The foregoing cases lead this Court to the conclusion that the work on the tear gas panels, particularly when performed at a time when there were approximately 150 to 200 people in attendance, was inherently dangerous. The defendant thus may not avoid vicarious liability for the conduct of MACE based on its contention that the work was performed by another over whom it exercised no supervision or control[3].

Claimant’s testimony together with the medical records in evidence indicate that the claimant suffered no permanent injuries as the result of his exposure to the gas. The medical records in evidence indicate that the claimant was treated on ten occasions for his complaints resulting from the exposure, the last visit being December 20, 2004, less than one month after the incident occurred. Most of the complaints involved a burning sensation to the claimant's eyes and throat, chest pains, and blurred vision. The Court finds $1,500.00 a reasonable sum to compensate the claimant for his injuries, which were minor and of brief duration.

To the extent the claim alleges a cause of action for failing to provide prompt and proper medical treatment, it is dismissed for failure to present expert evidence of a deviation from the accepted standard of care (McDonald v State of New York, 13 AD3d 1199 [2004]).

Based on the foregoing, the claimant is awarded $1,500.00. To the extent the claimant has paid a filing fee, it may be recovered pursuant to Court of Claims Act § 11-a (2).

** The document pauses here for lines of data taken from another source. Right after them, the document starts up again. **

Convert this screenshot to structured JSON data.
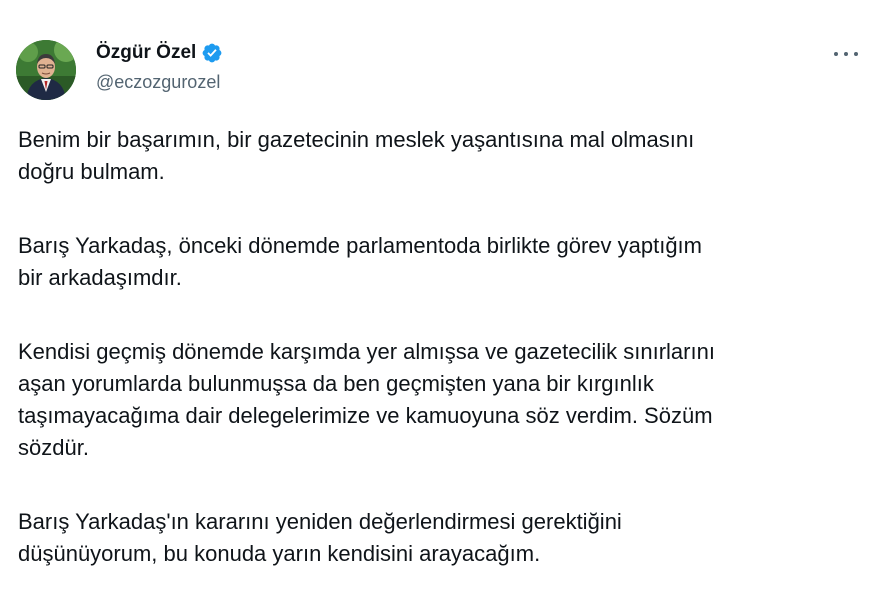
{
  "tweet": {
    "author": {
      "display_name": "Özgür Özel",
      "handle": "@eczozgurozel",
      "verified": true,
      "verified_color": "#1d9bf0"
    },
    "icons": {
      "avatar": "profile-photo",
      "verified": "verified-badge-icon",
      "more": "more-options-icon"
    },
    "paragraphs": [
      "Benim bir başarımın, bir gazetecinin meslek yaşantısına mal olmasını\ndoğru bulmam.",
      "Barış Yarkadaş, önceki dönemde parlamentoda birlikte görev yaptığım\nbir arkadaşımdır.",
      "Kendisi geçmiş dönemde karşımda yer almışsa ve gazetecilik sınırlarını\naşan yorumlarda bulunmuşsa da ben geçmişten yana bir kırgınlık\ntaşımayacağıma dair delegelerimize ve kamuoyuna söz verdim. Sözüm\nsözdür.",
      "Barış Yarkadaş'ın kararını yeniden değerlendirmesi gerektiğini\ndüşünüyorum, bu konuda yarın kendisini arayacağım."
    ]
  }
}
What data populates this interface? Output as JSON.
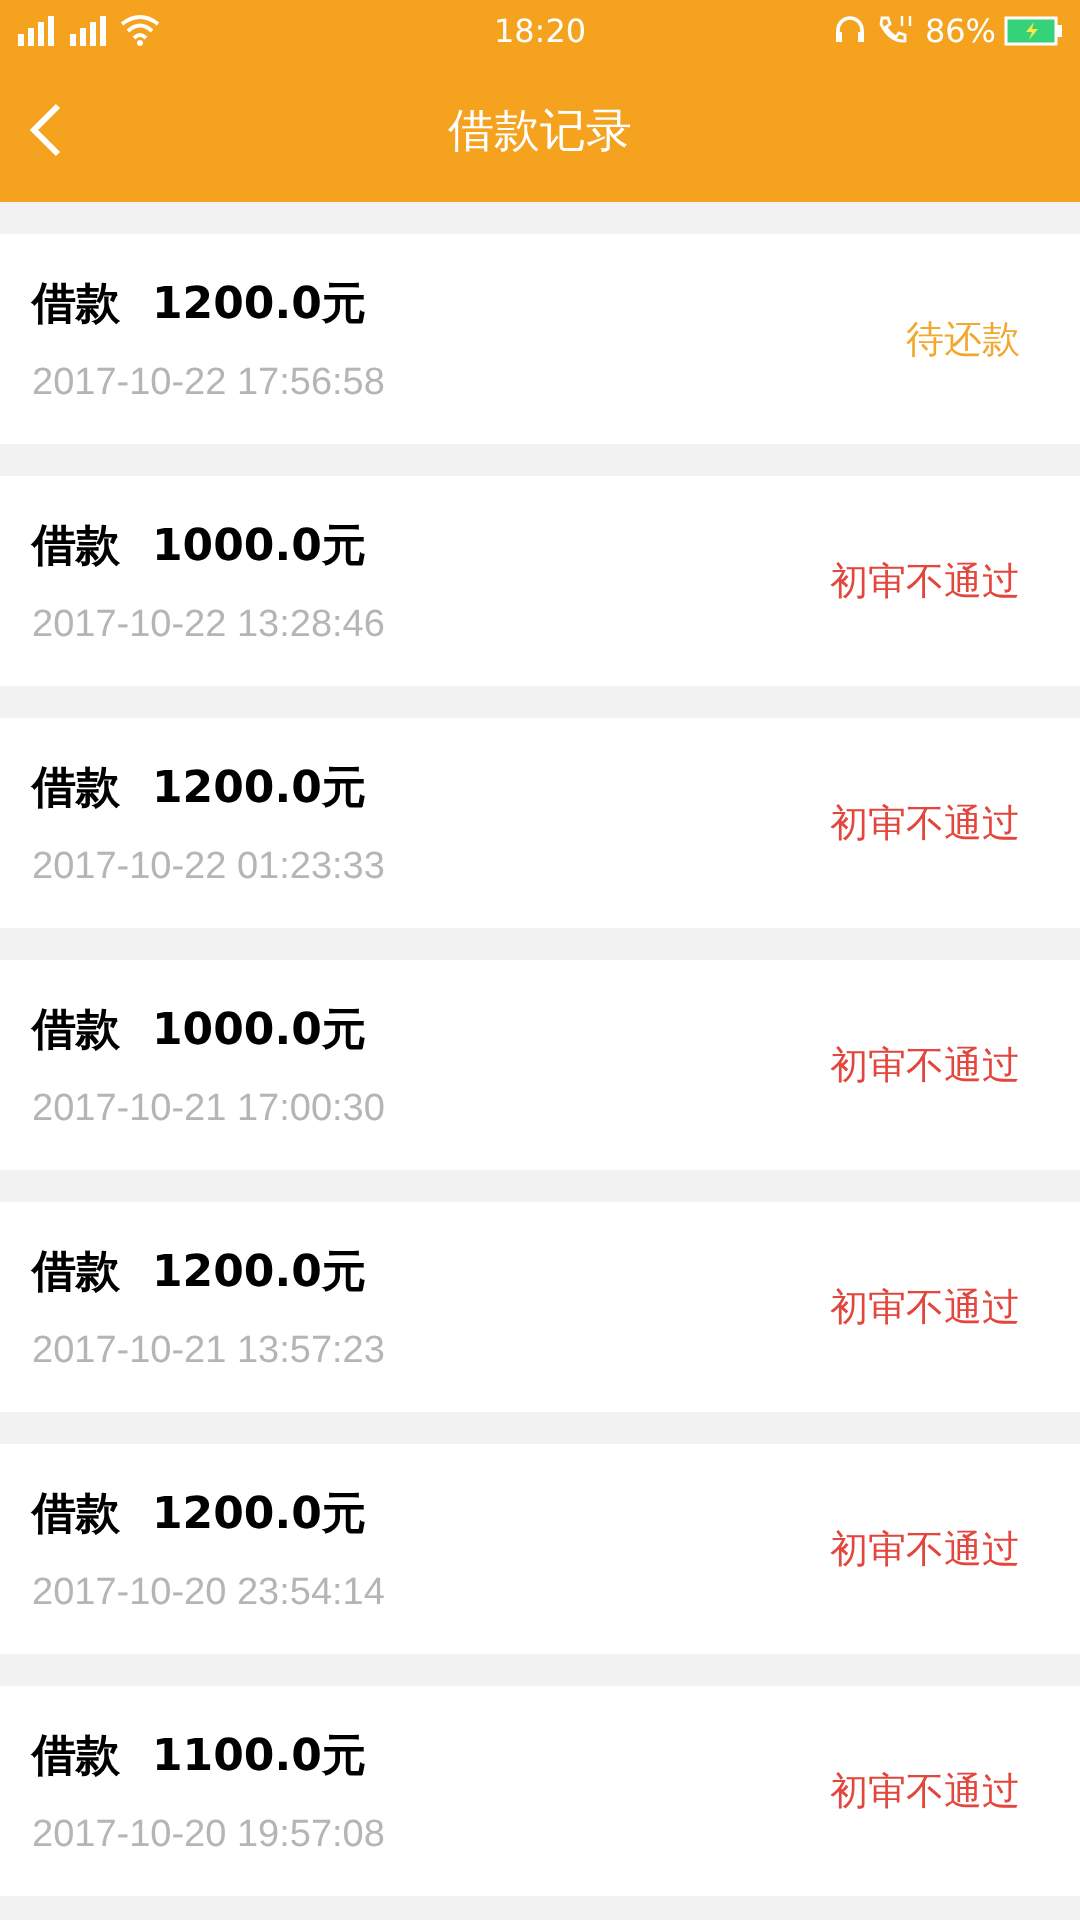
{
  "status_bar": {
    "time": "18:20",
    "battery": "86%"
  },
  "header": {
    "title": "借款记录"
  },
  "records": [
    {
      "label": "借款",
      "amount": "1200.0元",
      "time": "2017-10-22 17:56:58",
      "status": "待还款",
      "color": "#f0a92e"
    },
    {
      "label": "借款",
      "amount": "1000.0元",
      "time": "2017-10-22 13:28:46",
      "status": "初审不通过",
      "color": "#e2463c"
    },
    {
      "label": "借款",
      "amount": "1200.0元",
      "time": "2017-10-22 01:23:33",
      "status": "初审不通过",
      "color": "#e2463c"
    },
    {
      "label": "借款",
      "amount": "1000.0元",
      "time": "2017-10-21 17:00:30",
      "status": "初审不通过",
      "color": "#e2463c"
    },
    {
      "label": "借款",
      "amount": "1200.0元",
      "time": "2017-10-21 13:57:23",
      "status": "初审不通过",
      "color": "#e2463c"
    },
    {
      "label": "借款",
      "amount": "1200.0元",
      "time": "2017-10-20 23:54:14",
      "status": "初审不通过",
      "color": "#e2463c"
    },
    {
      "label": "借款",
      "amount": "1100.0元",
      "time": "2017-10-20 19:57:08",
      "status": "初审不通过",
      "color": "#e2463c"
    }
  ]
}
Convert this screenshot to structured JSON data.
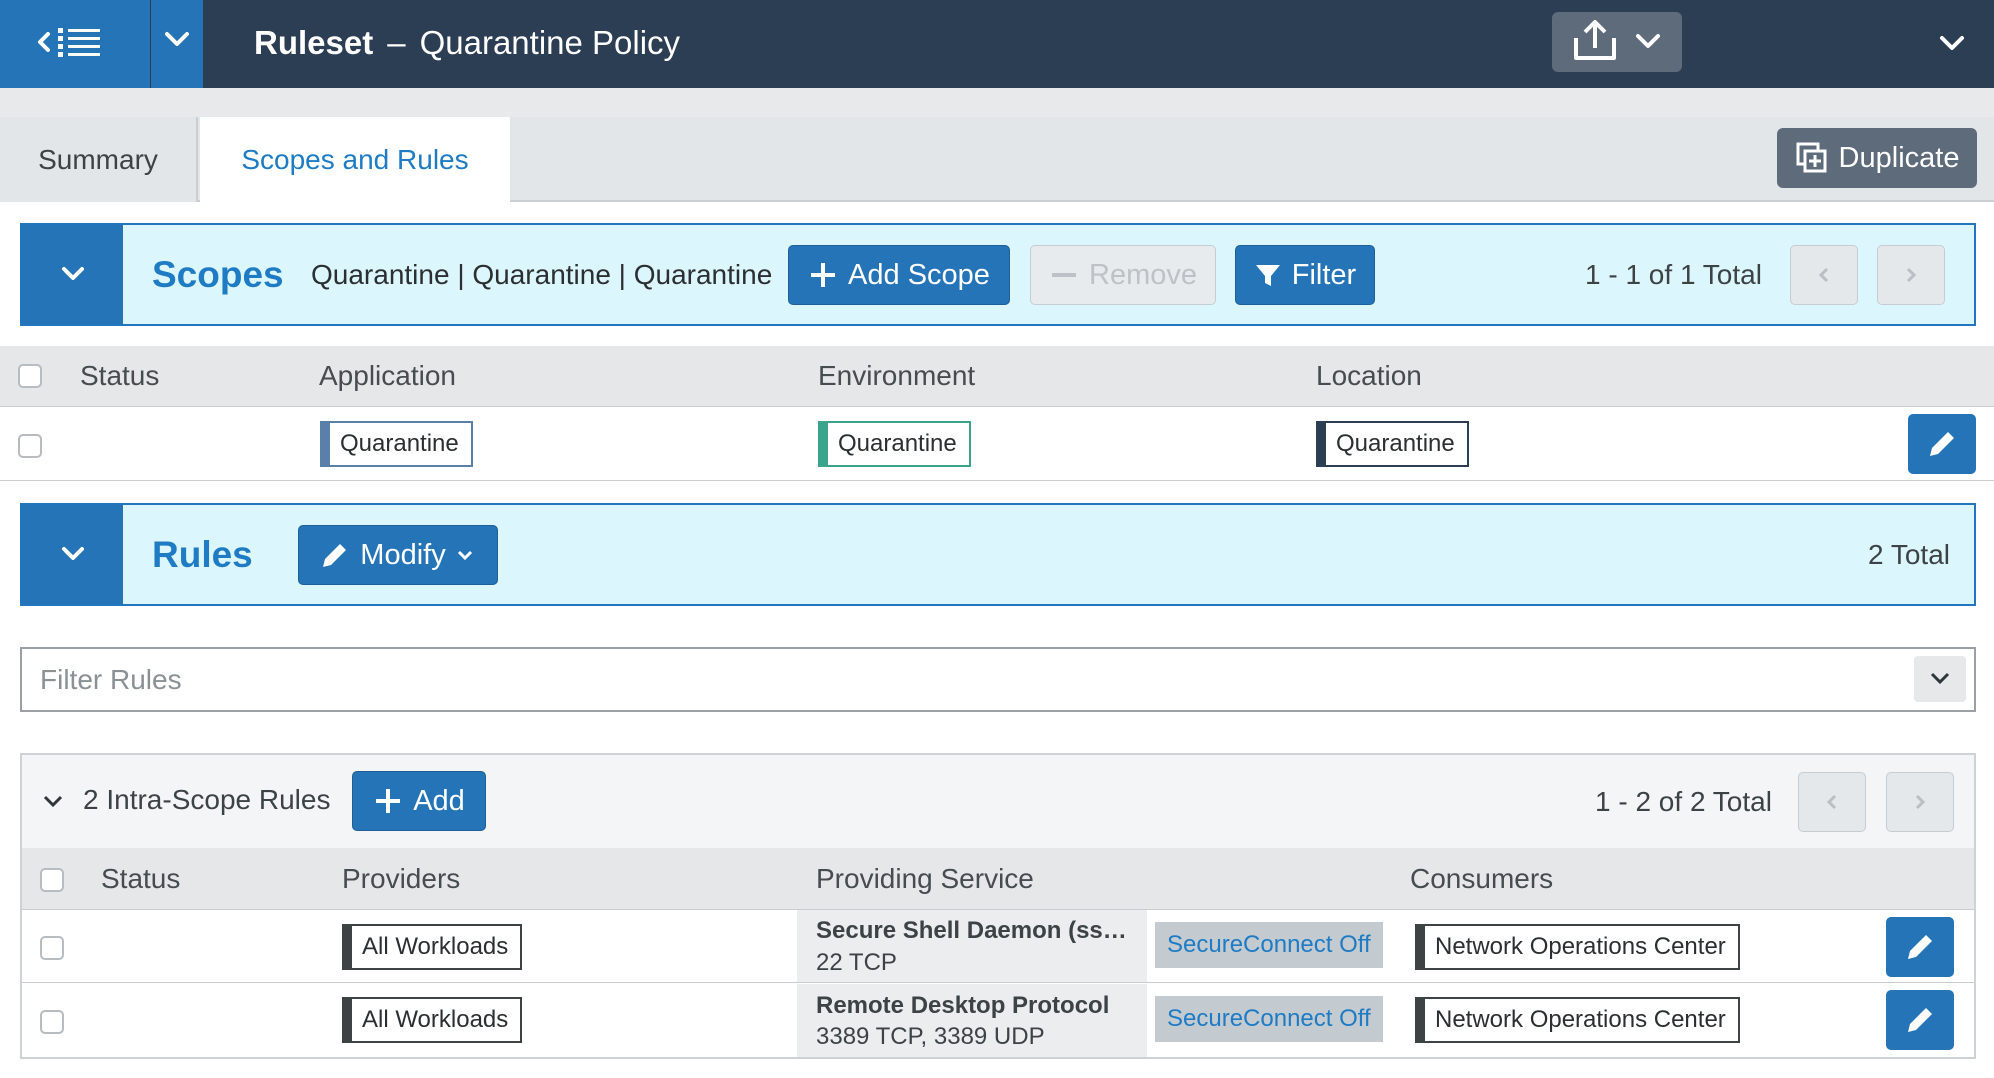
{
  "header": {
    "ruleset_label": "Ruleset",
    "separator": "–",
    "ruleset_name": "Quarantine Policy"
  },
  "tabs": [
    {
      "label": "Summary",
      "active": false
    },
    {
      "label": "Scopes and Rules",
      "active": true
    }
  ],
  "toolbar": {
    "duplicate_label": "Duplicate"
  },
  "scopes": {
    "title": "Scopes",
    "summary": "Quarantine | Quarantine | Quarantine",
    "add_label": "Add Scope",
    "remove_label": "Remove",
    "filter_label": "Filter",
    "pagination": "1 - 1 of 1 Total",
    "columns": [
      "Status",
      "Application",
      "Environment",
      "Location"
    ],
    "rows": [
      {
        "application": "Quarantine",
        "environment": "Quarantine",
        "location": "Quarantine"
      }
    ]
  },
  "rules": {
    "title": "Rules",
    "modify_label": "Modify",
    "total": "2 Total",
    "filter_placeholder": "Filter Rules",
    "intra_scope": {
      "title": "2 Intra-Scope Rules",
      "add_label": "Add",
      "pagination": "1 - 2 of 2 Total",
      "columns": [
        "Status",
        "Providers",
        "Providing Service",
        "Consumers"
      ],
      "rows": [
        {
          "provider": "All Workloads",
          "service_name": "Secure Shell Daemon (ss…",
          "service_ports": "22 TCP",
          "secure_connect": "SecureConnect Off",
          "consumer": "Network Operations Center"
        },
        {
          "provider": "All Workloads",
          "service_name": "Remote Desktop Protocol",
          "service_ports": "3389 TCP, 3389 UDP",
          "secure_connect": "SecureConnect Off",
          "consumer": "Network Operations Center"
        }
      ]
    }
  },
  "label_colors": {
    "application": "#5a7fa8",
    "environment": "#3aa58c",
    "location": "#2c3e53",
    "workload": "#3d4345",
    "consumer": "#3d4345"
  },
  "colors": {
    "accent": "#2574b8",
    "header": "#2c3e53",
    "section_bg": "#dcf6fd"
  }
}
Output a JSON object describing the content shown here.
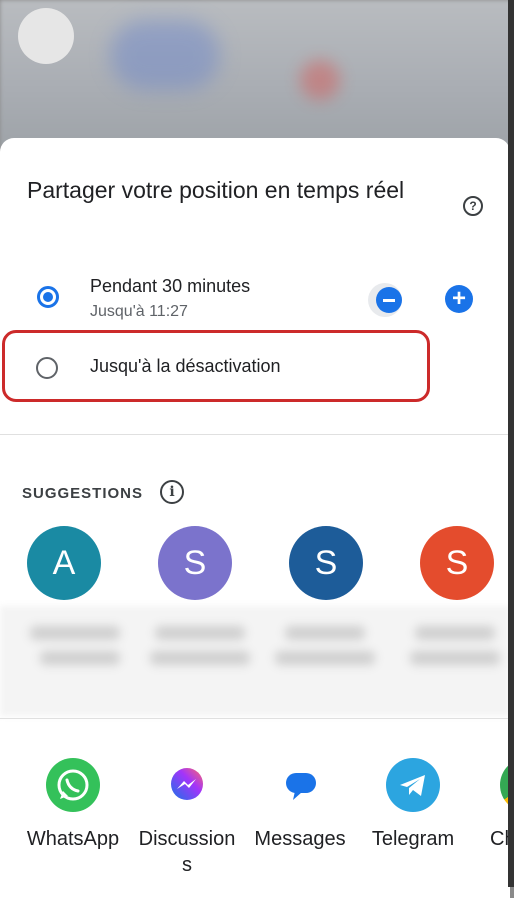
{
  "dialog": {
    "title": "Partager votre position en temps réel",
    "help_icon": "help-circle-icon",
    "options": [
      {
        "label": "Pendant 30 minutes",
        "sublabel": "Jusqu'à 11:27",
        "selected": true
      },
      {
        "label": "Jusqu'à la désactivation",
        "selected": false
      }
    ],
    "duration_controls": {
      "minus_icon": "minus-circle-icon",
      "plus_icon": "plus-circle-icon"
    }
  },
  "suggestions": {
    "title": "SUGGESTIONS",
    "info_icon": "info-icon",
    "contacts": [
      {
        "initial": "A",
        "color": "#1a8aa3"
      },
      {
        "initial": "S",
        "color": "#7b73cc"
      },
      {
        "initial": "S",
        "color": "#1d5c99"
      },
      {
        "initial": "S",
        "color": "#e44c2d"
      }
    ]
  },
  "apps": [
    {
      "label": "WhatsApp",
      "icon": "whatsapp-icon",
      "color": "#34c15a"
    },
    {
      "label": "Discussions",
      "icon": "messenger-icon",
      "color": "#ffffff"
    },
    {
      "label": "Messages",
      "icon": "messages-icon",
      "color": "#ffffff"
    },
    {
      "label": "Telegram",
      "icon": "telegram-icon",
      "color": "#2ca5e0"
    },
    {
      "label": "Ch",
      "icon": "chrome-icon",
      "color": "#ffffff"
    }
  ],
  "colors": {
    "accent": "#1a73e8",
    "highlight": "#cc2a2a"
  }
}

Let judgment be entered accordingly.

December 4, 2007
Saratoga Springs, New York

Judge of the Court of Claims

[1]. A list of inmates treated for exposure to the gas was received in evidence as defendant's Exhibit C and reflects that 51 inmates were treated by medical staff at the "storehouse gate" as they exited the yard.
[2]. Paragraph 24 of the Claim alleges that “[c]orrections official D. Vaughn, contractors Hulbert and their employer were well aware of the injuries a person would sustain if directly exposed to the toxic gas. Therefore, it was imperative to take extreme precaution during the performance of their duties while disconnecting the North messhall’s [sic] gas system.”
[3]. This conclusion renders moot the claimant’s motion to strike the defendant’s supplemental bill of particulars alleging that the defendant was not liable for the acts of its independent contractor over whom it exercised no supervision or control.